Learn to Draw - 1 and 2 point perspective

         
 
 
 

DRAWING BASICS

 
 
 
 

1 and 2 Point Perspective

In the previous bottle cap exercise you drew a bottle cap from three different angles in perspective. On the top and bottom views of the cap you could see that the caps you drew had height, width and depth. But it was a little hard to see the caps in perspective - that the front part was closer to your eye than the back part. That's because it's a pretty small, cylindrical object, it doesn't have much depth. Now lets talk about objects were you can see the depth - like rectangles where the long end recedes away from your eye. How would you draw that?

Train Tracks

one point perspective on a toy car

Drawing 1 point perspective

ONE POINT PERSPECTIVE exists when the subject of the drawing is directly facing the picture plane. If you stand on railroad tracks and look down them and they vanish at the horizon - that's one point perspective. Or stand next to a long chain link fence and see it go off into the distance - you can mentally follow it until it vanishes into the horizon. Using one point perspective we can draw three dimensional looking boxes. And like the bottle cap drawings we can depict the front, top view and bottom view of a box.

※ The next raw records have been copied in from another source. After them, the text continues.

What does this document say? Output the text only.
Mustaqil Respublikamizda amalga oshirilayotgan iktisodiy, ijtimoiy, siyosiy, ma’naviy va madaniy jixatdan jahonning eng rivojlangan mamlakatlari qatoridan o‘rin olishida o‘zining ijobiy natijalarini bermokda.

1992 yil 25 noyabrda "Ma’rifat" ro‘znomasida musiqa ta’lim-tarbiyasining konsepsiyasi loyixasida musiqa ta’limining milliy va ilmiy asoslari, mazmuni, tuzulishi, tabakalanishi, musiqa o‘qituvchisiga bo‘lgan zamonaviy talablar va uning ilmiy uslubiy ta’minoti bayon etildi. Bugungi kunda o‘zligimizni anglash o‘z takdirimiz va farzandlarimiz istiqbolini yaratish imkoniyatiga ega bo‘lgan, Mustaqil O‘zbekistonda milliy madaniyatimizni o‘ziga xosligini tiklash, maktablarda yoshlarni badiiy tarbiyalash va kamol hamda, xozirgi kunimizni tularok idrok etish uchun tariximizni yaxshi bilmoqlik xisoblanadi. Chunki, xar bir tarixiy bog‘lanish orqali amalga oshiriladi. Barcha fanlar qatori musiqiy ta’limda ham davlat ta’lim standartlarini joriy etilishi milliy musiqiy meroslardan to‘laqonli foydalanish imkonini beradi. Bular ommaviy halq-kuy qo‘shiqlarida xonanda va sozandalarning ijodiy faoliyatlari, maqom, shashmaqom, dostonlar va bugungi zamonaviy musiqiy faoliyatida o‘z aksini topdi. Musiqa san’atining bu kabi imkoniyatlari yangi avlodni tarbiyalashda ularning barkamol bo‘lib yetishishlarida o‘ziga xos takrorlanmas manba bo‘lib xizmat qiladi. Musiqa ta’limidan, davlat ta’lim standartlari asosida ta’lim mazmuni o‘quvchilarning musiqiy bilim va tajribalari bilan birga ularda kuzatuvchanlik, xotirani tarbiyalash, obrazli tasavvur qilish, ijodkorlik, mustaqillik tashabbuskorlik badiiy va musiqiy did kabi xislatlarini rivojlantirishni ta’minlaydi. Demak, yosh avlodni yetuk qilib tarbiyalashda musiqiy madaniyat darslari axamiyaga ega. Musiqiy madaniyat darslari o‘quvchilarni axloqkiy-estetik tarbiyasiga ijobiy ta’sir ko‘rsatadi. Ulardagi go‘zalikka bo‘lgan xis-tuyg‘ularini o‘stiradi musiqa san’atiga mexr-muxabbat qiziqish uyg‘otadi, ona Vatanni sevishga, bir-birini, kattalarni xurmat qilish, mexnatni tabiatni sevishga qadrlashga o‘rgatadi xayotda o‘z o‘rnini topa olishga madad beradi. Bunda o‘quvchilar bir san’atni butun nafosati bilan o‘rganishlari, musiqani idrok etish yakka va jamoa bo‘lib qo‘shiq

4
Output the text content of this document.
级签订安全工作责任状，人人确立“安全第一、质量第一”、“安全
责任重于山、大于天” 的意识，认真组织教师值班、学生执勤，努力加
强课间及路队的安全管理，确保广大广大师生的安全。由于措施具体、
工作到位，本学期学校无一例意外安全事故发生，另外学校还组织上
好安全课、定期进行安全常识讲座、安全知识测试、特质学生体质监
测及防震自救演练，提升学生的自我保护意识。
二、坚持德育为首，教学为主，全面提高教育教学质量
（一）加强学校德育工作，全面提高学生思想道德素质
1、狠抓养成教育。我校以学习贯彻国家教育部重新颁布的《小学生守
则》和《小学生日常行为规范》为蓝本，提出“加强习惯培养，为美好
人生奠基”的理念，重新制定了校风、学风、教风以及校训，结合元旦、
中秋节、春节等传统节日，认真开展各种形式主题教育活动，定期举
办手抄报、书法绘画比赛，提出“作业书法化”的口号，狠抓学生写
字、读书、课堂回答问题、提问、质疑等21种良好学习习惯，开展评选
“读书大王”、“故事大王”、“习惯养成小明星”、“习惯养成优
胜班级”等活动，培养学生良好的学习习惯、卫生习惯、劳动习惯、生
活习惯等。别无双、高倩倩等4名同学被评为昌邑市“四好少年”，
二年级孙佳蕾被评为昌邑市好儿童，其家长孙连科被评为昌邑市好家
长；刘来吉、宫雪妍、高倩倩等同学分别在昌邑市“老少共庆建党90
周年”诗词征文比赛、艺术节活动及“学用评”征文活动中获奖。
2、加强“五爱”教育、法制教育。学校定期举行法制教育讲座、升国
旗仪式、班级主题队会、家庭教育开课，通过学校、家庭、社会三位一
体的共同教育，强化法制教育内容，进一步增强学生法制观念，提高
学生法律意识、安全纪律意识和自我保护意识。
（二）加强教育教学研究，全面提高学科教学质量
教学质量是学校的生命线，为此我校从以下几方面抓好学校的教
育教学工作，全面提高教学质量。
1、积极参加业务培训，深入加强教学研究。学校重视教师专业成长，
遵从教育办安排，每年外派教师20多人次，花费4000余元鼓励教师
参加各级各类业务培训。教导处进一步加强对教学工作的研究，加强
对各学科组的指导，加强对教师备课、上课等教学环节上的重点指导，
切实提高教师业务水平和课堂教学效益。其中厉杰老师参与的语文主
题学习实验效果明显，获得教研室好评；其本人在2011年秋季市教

First, using a ruler, draw the horizon line on a new sheet of paper. Mark the vanishing point in the middle of the horizon line.
Next, with the ruler draw 4 lines radiating downward out from the bottom of the vanishing point. Make it look like a triangle within a triangle (but don't draw the horizontal bottom of the triangles).
Draw a square with the corners of the square at the 4 lines you drew. The top two square corners will intersect with the outer triangle, and the bottom two square corners will intersect with the inner triangle. (see the image at right)
Now draw the back of the box by drawing another horizontal line above the top of the square. This line will go to the edges of the outer triangle. Connect the line for the back of the box to the square by darkening the lines of the outer triangle.
If you now erase the triangle lines you drew, you'll see that you now have a three dimensional box where you can see the top and the front face. You'll see that your box appears to have real depth, more so than the bottle cap drawings. This is because the vanishing point appears to be almost right behind the box. Although this box looks three dimensional, you can only see two sides of the box - the top and front. In order to see three sides of a box we'll have to use TWO point perspective.

A fork in the road

1 point perspective

2 point perspective

Draw a box in two point perspective

TWO POINT PERSPECTIVE: Now you want to show the corner of a box instead of it's front - That will need two point perspective. Two point perspective has 2 vanishing points on the horizon line. And you'd draw lines radiating out from both vanishing points. In real life, if you see a fork in the road, the left fork would disappear into the horizon at one vanishing point, and the right fork would disappear at the other vanishing point. In drawing, two point perspective is used to depict three faces of an object, one point perspective will only yield two faces of an object.

If you look at the two images of a toy car on the right - the first is shown in one point perspective, and the second is shown in two point perspective. You'll notice that in the first you only see the front and top of the car. In the second two point perspective image, you'll notice that you can see the top, front and side of the same car. These two images also show that you can depict the same object in either one or two point perspective.

Let's draw a simple box in two point perspective (the toy car is too complicated to draw right now).
First draw the horizon line horizontally across your paper. Draw it a little lower than the middle of the paper.
Next draw two vanishing points on the horizon line. If you put them far apart, the box will be closer to the horizon line and the angles won't be very extreme. If you put the points close together, you'll get extreme angles.
Now draw the vanishing lines. Draw lines radiating out and up above the horizon line from both points. Draw three lines out from each point. Make a V shape first, then to get the third line cut the V in half down the middle. Draw the vanishing lines long enough so all the lines intersect each other. So when you're done drawing the vanishing lines you should have six of them - three from each vanishing point.
Now we'll draw what will be the corner of the box by drawing a horizontal line at the point where the top two lines intersect. Start the line there and draw it straight down to the next intersecting vanishing lines.
Then we'll draw the other two back edges of the box. The back edges will start below the first horizontal line you drew at the two intersecting vanishing lines. Draw the two lines straight up until you come to the above vanishing line.
Now to fill in the box by connecting the three vertical lines. You'll draw lines that connect the tops and bottoms of the vertical lines by drawing along the vanishing lines. The very back edge of the box will be connected to the rest of the box by drawing lines along the two innermost vanishing lines at the bottom.
The last step is to erase the parts of the vanishing lines that aren't used.
You can color the resulting box if you'd like. Since we're looking at the bottom of this box, you should color the bottom plane of the box the darkest. This will signal to your brain that the light source in the drawing is coming from the top. In daylight, since the sun is always above us, your brain is used to having shadows being below objects, so to make your box look most "normal", put the shadow on the bottom.